When one is compelled to part with life for high-minded causes one likes to know what the cause is. It is highly unsatisfying to cross the chasm for uplift without even knowing what will be uplifted as a result.
Governments, which are far and away the most vigorous practitioners of terrorism, understand this human quirk. When they make war they first saturate you with official announcements explaining that you are to be killed for freedom, or for liberation from the coils of imperialistic capitalism, or for something equally improving, and then they saturate you with bullets, fire and bombs.
All through history, people have tolerated terrorism when its purpose has been adequately explained to them, and most people probably approve it. Probably one of the chief reasons for American resistance to the Vietnam war was the Government’s failure to come up with an explanation of which great humanitarian purpose was being promoted by the bloodshed.

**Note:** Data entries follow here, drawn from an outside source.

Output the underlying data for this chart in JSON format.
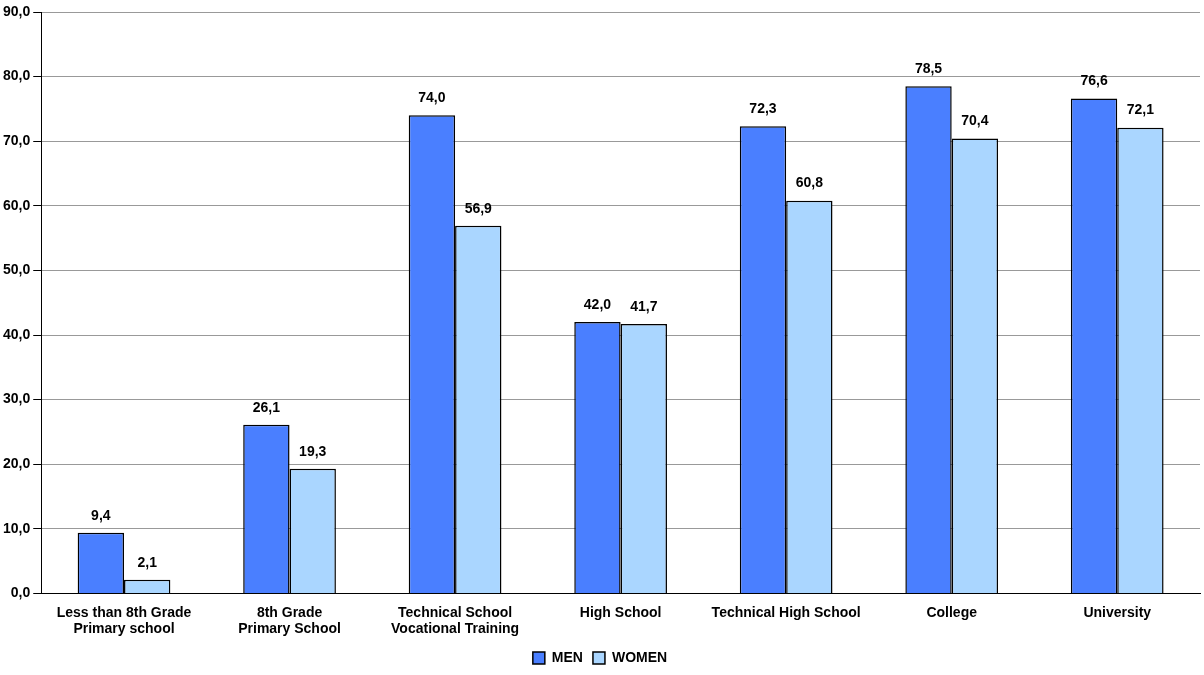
{
  "chart_data": {
    "type": "bar",
    "categories": [
      "Less than 8th Grade\nPrimary school",
      "8th Grade\nPrimary School",
      "Technical School\nVocational Training",
      "High School",
      "Technical High School",
      "College",
      "University"
    ],
    "series": [
      {
        "name": "MEN",
        "color": "#4a7fff",
        "values": [
          9.4,
          26.1,
          74.0,
          42.0,
          72.3,
          78.5,
          76.6
        ],
        "value_labels": [
          "9,4",
          "26,1",
          "74,0",
          "42,0",
          "72,3",
          "78,5",
          "76,6"
        ]
      },
      {
        "name": "WOMEN",
        "color": "#aad6ff",
        "values": [
          2.1,
          19.3,
          56.9,
          41.7,
          60.8,
          70.4,
          72.1
        ],
        "value_labels": [
          "2,1",
          "19,3",
          "56,9",
          "41,7",
          "60,8",
          "70,4",
          "72,1"
        ]
      }
    ],
    "ylim": [
      0,
      90
    ],
    "yticks": [
      {
        "value": 0,
        "label": "0,0"
      },
      {
        "value": 10,
        "label": "10,0"
      },
      {
        "value": 20,
        "label": "20,0"
      },
      {
        "value": 30,
        "label": "30,0"
      },
      {
        "value": 40,
        "label": "40,0"
      },
      {
        "value": 50,
        "label": "50,0"
      },
      {
        "value": 60,
        "label": "60,0"
      },
      {
        "value": 70,
        "label": "70,0"
      },
      {
        "value": 80,
        "label": "80,0"
      },
      {
        "value": 90,
        "label": "90,0"
      }
    ],
    "grid": "y",
    "legend": "bottom"
  }
}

Government terror is not limited to the use of bombs and guns. In places like Chile, it embraces torture to create a society purified by release from Communism. In the Soviet Union, it includes imprisonment in insane asylums to create a world where all people can approach nearer to Paradise.
In the United States, keeper of police files on citizen activities, tapper of telephones, opener of mail, one is never aware whether Big Brother Sam is watching or not, but is nevertheless aware that if one’s name is on file at the FBI, or the phone is tapped, or the mail is being steamed open at the post office, it is for a wonderful cause—the preservation of individual freedom.
Government defense of these practices is the same as the smallbore terrorist’s defense of dynamiting helpless people at the lunch counter. The cause is too noble to be lost through squeamishness. What neither government nor unofficial terrorist ever concedes is that terror, besides being so good for humanity, also fulfills some dark human yearning to give one’s fellow man the works.